On the lieutenant governor side, we have Republican boy wonder Tate Reeves versus the coast’s Billy Hewes, longtime state senator. I have known both a long time. (I actually used to play the board game “Risk” 20 years ago with Hewes when we were all much younger and without children.) Either one would make a fine lieutenant governor.
Reeves has raised a ton of money and has been a very loyal follower of Haley Barbour. Some of Barbour’s key aides are on board with Reeves so you have to figure he is the presumptive heir apparent to the Barbour administration - not something to be dismissed lightly.
Reeves is unusually smart and clear-thinking for his age. He has made no mistakes as treasurer and is on the correct side of just about every significant issue out there. He comes across well one on one. To me, he seems mature, respectful, competent and intelligent. No problem with Reeves.
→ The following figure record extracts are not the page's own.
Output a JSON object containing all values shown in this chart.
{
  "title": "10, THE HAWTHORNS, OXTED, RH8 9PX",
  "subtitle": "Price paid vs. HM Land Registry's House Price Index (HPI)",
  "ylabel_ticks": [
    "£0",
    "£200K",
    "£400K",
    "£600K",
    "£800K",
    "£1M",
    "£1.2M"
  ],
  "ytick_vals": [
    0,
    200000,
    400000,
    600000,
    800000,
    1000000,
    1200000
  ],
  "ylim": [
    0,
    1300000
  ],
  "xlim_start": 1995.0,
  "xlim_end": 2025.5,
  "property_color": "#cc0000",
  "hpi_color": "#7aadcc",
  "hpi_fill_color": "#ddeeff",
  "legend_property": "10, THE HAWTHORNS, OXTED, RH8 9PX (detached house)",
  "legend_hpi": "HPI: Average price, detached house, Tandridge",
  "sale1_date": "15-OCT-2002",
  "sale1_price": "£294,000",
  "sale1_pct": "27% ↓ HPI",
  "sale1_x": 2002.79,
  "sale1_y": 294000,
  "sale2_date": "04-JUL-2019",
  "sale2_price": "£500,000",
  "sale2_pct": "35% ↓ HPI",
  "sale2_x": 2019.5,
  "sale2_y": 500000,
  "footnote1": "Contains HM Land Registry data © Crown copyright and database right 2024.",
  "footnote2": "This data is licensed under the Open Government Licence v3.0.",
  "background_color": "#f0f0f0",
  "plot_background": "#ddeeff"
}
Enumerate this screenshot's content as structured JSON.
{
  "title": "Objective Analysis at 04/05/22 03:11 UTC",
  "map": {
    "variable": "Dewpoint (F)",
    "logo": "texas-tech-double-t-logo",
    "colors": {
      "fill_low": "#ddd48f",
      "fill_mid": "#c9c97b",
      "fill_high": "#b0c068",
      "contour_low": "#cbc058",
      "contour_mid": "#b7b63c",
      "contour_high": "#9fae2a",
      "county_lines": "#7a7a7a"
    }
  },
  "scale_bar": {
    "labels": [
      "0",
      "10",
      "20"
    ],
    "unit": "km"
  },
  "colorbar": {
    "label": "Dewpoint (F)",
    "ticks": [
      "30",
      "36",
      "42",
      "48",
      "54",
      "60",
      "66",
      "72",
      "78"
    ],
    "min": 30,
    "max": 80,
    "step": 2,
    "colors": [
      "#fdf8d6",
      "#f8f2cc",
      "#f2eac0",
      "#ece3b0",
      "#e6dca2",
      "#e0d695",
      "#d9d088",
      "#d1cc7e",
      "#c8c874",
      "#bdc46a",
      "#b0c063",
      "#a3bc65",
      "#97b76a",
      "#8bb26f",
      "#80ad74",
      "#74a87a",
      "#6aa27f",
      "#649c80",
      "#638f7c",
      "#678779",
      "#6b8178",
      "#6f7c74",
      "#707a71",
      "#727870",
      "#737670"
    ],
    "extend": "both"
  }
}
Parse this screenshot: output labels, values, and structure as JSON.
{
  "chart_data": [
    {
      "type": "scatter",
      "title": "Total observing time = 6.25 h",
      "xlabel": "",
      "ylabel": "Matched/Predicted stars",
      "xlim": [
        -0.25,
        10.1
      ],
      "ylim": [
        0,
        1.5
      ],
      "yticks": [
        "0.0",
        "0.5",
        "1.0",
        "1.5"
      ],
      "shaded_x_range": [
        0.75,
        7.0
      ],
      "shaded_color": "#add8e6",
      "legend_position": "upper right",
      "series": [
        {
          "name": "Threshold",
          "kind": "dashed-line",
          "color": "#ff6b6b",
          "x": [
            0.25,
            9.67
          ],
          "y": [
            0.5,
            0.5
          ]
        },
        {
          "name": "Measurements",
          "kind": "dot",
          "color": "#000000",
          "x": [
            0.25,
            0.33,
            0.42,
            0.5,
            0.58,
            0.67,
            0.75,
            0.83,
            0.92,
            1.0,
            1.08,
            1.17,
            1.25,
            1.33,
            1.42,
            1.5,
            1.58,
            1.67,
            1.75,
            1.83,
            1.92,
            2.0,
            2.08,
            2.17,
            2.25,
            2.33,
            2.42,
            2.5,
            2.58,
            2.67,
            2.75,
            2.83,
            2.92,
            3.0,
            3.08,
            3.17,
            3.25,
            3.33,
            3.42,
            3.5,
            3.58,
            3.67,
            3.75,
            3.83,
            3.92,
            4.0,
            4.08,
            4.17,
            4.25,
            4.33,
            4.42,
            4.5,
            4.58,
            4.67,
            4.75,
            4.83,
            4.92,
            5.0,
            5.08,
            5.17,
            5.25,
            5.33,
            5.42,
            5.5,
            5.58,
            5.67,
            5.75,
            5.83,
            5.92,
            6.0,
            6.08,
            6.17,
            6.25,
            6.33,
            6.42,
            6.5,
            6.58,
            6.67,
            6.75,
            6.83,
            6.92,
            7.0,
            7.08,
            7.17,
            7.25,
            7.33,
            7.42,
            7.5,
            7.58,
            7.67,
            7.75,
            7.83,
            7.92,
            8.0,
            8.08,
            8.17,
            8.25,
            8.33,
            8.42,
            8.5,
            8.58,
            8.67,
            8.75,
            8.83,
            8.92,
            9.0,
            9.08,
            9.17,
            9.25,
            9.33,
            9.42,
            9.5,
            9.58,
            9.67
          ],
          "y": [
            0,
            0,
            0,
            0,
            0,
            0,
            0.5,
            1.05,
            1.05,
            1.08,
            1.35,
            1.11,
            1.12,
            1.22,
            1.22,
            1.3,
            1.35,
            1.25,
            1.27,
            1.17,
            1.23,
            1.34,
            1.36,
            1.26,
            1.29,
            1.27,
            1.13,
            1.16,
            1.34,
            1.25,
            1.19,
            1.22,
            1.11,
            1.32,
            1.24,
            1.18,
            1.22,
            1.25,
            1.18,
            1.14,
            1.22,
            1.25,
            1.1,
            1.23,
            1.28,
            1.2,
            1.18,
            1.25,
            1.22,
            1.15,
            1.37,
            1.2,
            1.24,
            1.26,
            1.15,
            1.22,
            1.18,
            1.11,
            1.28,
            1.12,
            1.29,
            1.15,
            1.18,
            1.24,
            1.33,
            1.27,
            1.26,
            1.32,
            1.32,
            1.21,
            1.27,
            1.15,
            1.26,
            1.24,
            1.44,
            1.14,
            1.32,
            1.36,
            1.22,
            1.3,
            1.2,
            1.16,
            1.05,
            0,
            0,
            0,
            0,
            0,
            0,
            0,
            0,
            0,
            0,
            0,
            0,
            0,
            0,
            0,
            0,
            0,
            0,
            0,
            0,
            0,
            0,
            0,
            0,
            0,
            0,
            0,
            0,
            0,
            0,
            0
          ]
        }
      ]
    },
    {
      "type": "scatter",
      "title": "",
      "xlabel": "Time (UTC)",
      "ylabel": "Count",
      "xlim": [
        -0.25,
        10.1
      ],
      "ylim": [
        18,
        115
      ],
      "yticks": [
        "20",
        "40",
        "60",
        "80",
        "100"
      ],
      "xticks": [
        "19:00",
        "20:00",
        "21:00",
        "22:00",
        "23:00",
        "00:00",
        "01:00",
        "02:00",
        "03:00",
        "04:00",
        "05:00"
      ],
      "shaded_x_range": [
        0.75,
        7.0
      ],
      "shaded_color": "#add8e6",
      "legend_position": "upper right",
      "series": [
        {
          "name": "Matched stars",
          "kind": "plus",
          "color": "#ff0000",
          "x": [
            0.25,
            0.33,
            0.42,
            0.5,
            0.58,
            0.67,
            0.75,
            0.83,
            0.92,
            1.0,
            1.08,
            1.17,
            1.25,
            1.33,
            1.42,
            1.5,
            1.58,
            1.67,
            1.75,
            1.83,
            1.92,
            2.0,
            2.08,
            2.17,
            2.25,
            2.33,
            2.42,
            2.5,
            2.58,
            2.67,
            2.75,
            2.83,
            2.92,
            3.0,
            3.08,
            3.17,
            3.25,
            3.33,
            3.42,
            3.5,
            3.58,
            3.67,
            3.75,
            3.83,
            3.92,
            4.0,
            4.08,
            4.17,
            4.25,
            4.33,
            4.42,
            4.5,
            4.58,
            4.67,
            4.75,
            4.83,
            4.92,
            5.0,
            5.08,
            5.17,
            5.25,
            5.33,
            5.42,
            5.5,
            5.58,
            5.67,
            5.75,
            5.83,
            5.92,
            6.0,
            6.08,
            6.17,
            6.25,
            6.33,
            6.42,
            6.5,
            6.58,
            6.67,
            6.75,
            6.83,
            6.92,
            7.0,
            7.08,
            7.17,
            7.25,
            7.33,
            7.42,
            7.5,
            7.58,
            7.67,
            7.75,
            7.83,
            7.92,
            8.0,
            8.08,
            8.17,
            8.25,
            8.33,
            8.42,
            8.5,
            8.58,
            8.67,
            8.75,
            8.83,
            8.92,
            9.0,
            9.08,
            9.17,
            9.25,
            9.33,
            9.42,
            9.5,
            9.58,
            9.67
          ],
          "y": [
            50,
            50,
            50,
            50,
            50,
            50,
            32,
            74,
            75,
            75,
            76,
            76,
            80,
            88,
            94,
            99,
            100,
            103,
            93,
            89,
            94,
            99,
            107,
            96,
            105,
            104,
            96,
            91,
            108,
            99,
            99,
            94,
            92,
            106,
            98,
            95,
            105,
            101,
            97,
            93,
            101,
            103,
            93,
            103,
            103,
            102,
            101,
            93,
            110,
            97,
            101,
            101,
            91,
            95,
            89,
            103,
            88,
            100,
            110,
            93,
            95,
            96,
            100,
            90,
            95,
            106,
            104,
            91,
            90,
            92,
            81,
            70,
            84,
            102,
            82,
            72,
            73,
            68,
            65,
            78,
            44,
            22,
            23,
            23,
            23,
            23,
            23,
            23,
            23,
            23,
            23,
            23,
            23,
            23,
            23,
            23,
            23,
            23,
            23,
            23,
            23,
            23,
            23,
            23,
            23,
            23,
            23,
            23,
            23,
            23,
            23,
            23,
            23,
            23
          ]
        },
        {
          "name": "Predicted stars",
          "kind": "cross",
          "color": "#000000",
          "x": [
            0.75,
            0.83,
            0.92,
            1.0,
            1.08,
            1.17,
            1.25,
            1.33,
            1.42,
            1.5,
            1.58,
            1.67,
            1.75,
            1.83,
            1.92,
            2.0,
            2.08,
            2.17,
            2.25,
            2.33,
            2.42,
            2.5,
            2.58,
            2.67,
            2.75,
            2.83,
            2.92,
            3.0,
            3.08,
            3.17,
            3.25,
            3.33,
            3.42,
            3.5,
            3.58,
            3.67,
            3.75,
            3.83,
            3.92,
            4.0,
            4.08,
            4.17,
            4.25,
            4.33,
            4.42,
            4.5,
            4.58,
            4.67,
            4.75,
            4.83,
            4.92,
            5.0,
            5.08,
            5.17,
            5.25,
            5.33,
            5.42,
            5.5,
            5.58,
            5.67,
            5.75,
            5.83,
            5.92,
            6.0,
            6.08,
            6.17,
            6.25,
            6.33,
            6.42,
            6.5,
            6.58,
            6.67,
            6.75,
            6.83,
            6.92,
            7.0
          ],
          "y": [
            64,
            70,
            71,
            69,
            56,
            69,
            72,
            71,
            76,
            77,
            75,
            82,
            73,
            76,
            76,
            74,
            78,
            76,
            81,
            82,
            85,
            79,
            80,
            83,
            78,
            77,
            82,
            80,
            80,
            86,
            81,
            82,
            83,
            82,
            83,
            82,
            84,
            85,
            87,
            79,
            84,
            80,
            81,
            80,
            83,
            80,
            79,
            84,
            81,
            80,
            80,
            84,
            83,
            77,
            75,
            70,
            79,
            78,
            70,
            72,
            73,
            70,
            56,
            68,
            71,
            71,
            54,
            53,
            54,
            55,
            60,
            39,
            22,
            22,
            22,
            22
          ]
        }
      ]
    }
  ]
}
No problem with Hewes, who has a lot more experience in running the state Senate than Reeves. That is Hewes’ big advantage. The lieutenant governor is head of the state Senate and Hewes is hugely qualified to run it. Already, he has been appointed to 13 standing committees and was elected president pro tempore by his colleagues. Hewes has a great argument that he has far more experience to run the state Senate. He has business experience and is an insurance and real estate agent. He has also raised four children, God bless him.
I know. I know. I don’t have any dirt on anybody. Truth be told, I keep my ear pretty close to the ground and have some pretty good contacts in the state. Nobody has said anything bad about any of these candidates. We’ve basically got a great group of candidates to choose from.
I am proud of my state and proud of our great democratic process to produce such a bumper crop of viable candidates. It’s hard to go wrong at the voting booth this time around. Let’s hope the candidates can live up to their stellar reputations and keep the campaigns clean and upbeat.